The thing I liked about del.ici.ous was that the links were to categories, and since you could create the categories themselves, you could categorise the categories too, though I see no evidence of inheritance in the linking. I wonder if any of the others stretches that far. (Must look at both del.ici.ous and CiteULike again more closely.)

It’s like this …

If I have a category of “People” with 10 “Members”
And I have another category of “Animals” with 10 “Members”, one of which is “People”
Does my click on “Animals” return 10 or 19 hits ?
64,000 dollar question.

If that’s possible – then I make my categories aspectual – ie in terms of why the interest / intent / reason in the link, rather than simply “what is at the end of it”, then Robert is your father’s brother – Semantic Web – I think you’ll find.

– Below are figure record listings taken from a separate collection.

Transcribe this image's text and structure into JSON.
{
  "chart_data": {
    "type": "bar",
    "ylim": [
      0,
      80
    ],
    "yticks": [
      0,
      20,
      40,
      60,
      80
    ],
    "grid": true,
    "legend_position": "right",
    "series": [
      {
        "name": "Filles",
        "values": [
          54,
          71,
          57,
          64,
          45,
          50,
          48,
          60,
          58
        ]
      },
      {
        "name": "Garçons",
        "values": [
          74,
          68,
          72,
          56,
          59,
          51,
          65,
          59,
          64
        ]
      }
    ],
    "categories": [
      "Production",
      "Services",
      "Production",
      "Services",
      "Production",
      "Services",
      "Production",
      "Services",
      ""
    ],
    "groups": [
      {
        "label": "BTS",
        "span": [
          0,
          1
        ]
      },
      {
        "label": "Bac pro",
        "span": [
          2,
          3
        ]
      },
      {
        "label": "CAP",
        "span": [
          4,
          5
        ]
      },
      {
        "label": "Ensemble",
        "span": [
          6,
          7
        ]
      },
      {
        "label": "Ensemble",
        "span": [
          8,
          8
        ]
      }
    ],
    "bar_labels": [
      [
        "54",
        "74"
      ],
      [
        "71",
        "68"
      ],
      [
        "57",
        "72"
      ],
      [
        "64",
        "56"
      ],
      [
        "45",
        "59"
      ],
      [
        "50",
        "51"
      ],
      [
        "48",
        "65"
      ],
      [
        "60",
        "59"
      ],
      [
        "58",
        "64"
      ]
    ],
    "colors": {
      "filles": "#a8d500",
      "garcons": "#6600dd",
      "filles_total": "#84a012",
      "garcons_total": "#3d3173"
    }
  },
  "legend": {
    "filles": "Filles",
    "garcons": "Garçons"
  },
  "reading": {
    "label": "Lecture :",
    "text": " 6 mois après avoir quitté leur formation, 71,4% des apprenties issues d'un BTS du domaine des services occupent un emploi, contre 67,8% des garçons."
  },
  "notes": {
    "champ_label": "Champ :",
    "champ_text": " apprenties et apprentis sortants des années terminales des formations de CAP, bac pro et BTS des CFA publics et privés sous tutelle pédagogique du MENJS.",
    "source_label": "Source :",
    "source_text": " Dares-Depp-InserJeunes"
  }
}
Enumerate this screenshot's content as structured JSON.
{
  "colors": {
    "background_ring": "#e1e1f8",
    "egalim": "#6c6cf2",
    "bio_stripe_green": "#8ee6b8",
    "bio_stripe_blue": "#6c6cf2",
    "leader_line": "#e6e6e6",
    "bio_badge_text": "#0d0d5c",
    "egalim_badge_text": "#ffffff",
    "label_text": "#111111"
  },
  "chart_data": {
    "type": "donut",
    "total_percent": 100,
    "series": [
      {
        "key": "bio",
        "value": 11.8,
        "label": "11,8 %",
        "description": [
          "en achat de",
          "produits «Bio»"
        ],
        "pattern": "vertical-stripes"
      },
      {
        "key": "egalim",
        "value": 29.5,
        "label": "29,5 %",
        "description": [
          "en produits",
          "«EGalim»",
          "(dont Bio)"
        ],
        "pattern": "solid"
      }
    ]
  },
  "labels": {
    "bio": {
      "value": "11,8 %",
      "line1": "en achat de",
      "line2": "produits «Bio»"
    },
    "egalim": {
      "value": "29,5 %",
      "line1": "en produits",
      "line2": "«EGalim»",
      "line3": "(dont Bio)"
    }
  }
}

You may have read it here first.

OK, so the inescapable key of David Deutsch’s world view is that the Everett / Wheeler idea of many worlds forming the multiverse, is … well … fundamental to all of reality.

I’ve said twice – once after his introduction and again after reading the whole of his Fabric of Reality – that Deutsch argues his case convincingly. The real world behaves virtually “as if” it was as it really is. However convincing, boy, is that gonna be hard to absorb into a natural world view.

Christian Hauck provided some helpful links to Max Tegmark’s MIT work on the parallel universes aspect of the multiverse. Hmmm – do I really want to go there ? Seems unavoidable – I may be some time.